The report also points out out the homogeny and lack of transparency of many entry level wines that was failing to appeal to younger, more health-conscious potential wine drinkers, who wanted to drink less but better, while the high price of more premium offering was another deterrent.
“Premium wine producers haven’t figured out how to produce their wine for an entry-level consumer. Without an on-ramp, it’s going to be hard to grow the wine category,” McMillan further states.
Declining volume sales
Across the on and off-trade, data from SipSource shows that growth in wine compared to spirits stalled at the onset of 2021, having both shown comparable volume growth during 2020. As the report showed, when businesses reopened in January 2021, that comparable trend took a dramatic turn and while spirits finished the year in 6.1% growth, wine was down -8.9%.
Although the report highlighted a number of tailwinds, it criticized the “lack of leadership within the wine industry to counter these obvious trends and cooperate to form a marketing organization to promote the wine category”.
This points to the potential decline of restaurants as an important channel for the wine industry in the US, the report also warned.

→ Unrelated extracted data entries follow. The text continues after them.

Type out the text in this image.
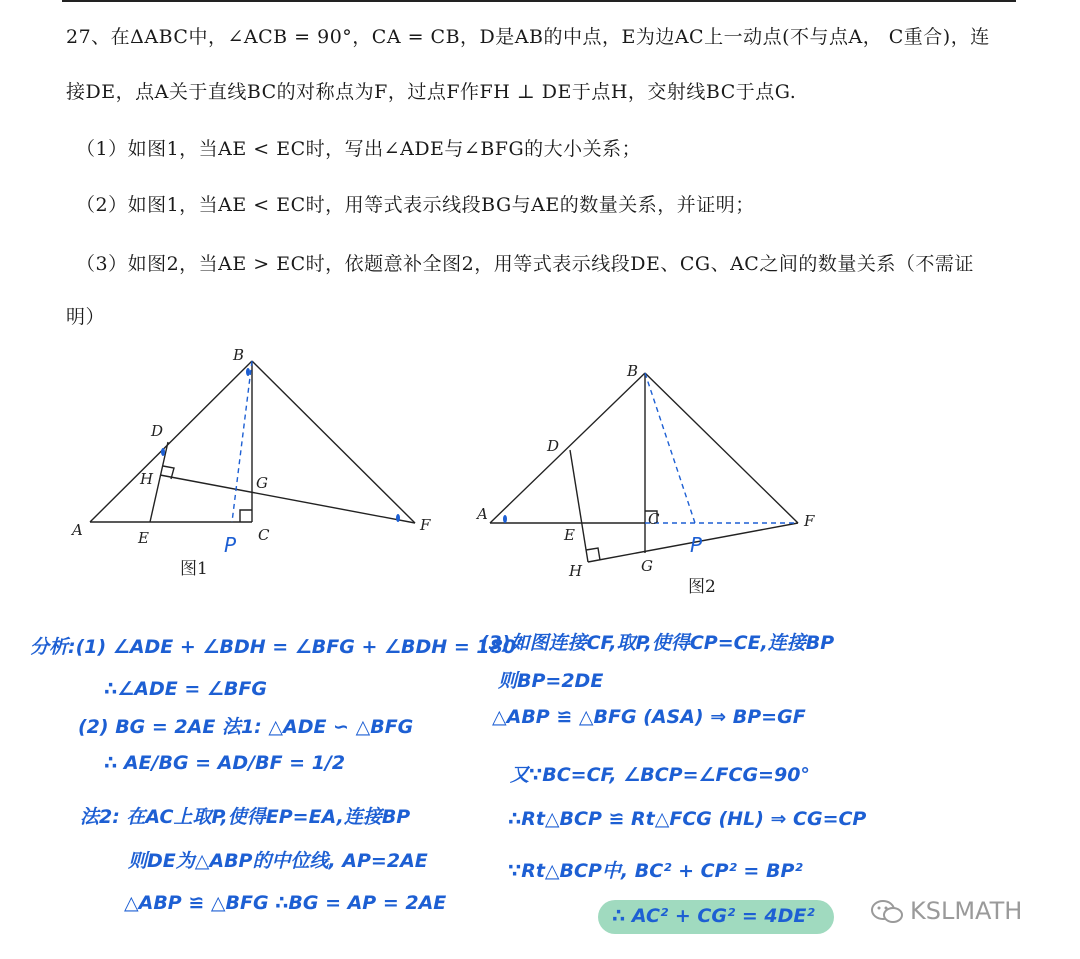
27、在ΔABC中，∠ACB = 90°，CA = CB，D是AB的中点，E为边AC上一动点(不与点A， C重合)，连
接DE，点A关于直线BC的对称点为F，过点F作FH ⊥ DE于点H，交射线BC于点G.
（1）如图1，当AE < EC时，写出∠ADE与∠BFG的大小关系；
（2）如图1，当AE < EC时，用等式表示线段BG与AE的数量关系，并证明；
（3）如图2，当AE > EC时，依题意补全图2，用等式表示线段DE、CG、AC之间的数量关系（不需证
明）
A
B
C
D
E
F
G
H
A
B
C
D
E
F
G
H
P	P
图1
图2
分析:(1) ∠ADE + ∠BDH = ∠BFG + ∠BDH = 180°
∴∠ADE = ∠BFG
(2) BG = 2AE 法1: △ADE ∽ △BFG
∴ AE/BG = AD/BF = 1/2
法2: 在AC上取P,使得EP=EA,连接BP
则DE为△ABP的中位线, AP=2AE
△ABP ≌ △BFG ∴BG = AP = 2AE
(3)如图连接CF,取P,使得CP=CE,连接BP
则BP=2DE
△ABP ≌ △BFG (ASA) ⇒ BP=GF
又∵BC=CF, ∠BCP=∠FCG=90°
∴Rt△BCP ≌ Rt△FCG (HL) ⇒ CG=CP
∵Rt△BCP中, BC² + CP² = BP²
∴ AC² + CG² = 4DE²	KSLMATH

“The restaurant industry will likely continue to decline in its importance to the wine industry as a viable sales channel due to overpricing on the menu and consumers who value other alcoholic beverages over wine,” the report said. “Restaurants may find that wine is not in demand at the prices charged and that the cost to maintain deep stocks of wine is becoming senseless.”
There was evidence that the amount of wine sold through the wholesale channel fell throughout the year despite tasting rooms, restaurants, hotels and travel resuming business. This indicates that as restaurants reopened, wine inventories are being streamlined into smaller wine lists.
“The investment in long wine lists might be limited going forward,” McMillan said.
• Consumer behaviour has irrevocably changed as a result of the pandemic – the switch to homeworking is set to stay, and the move to online purchasing is also set to remain.
• Premiumization has continue to accelerate, however the higher price points are being offset by lower total volumes.
• The industry needs to invest to accelerate, looking at online and ecommerce driven by data, rather than focusing on more traditional channels, such as the cellar door.
• A key warning came around anti-alcohol messaging, which it said continued to grow while guidelines from a variety of government and health organizations “loosely apply science to influence consumption and taxes”. However the greater threat was a push to place “additional and more dire cancer warnings on wine”. “The industry can’t allow that to become a reality.”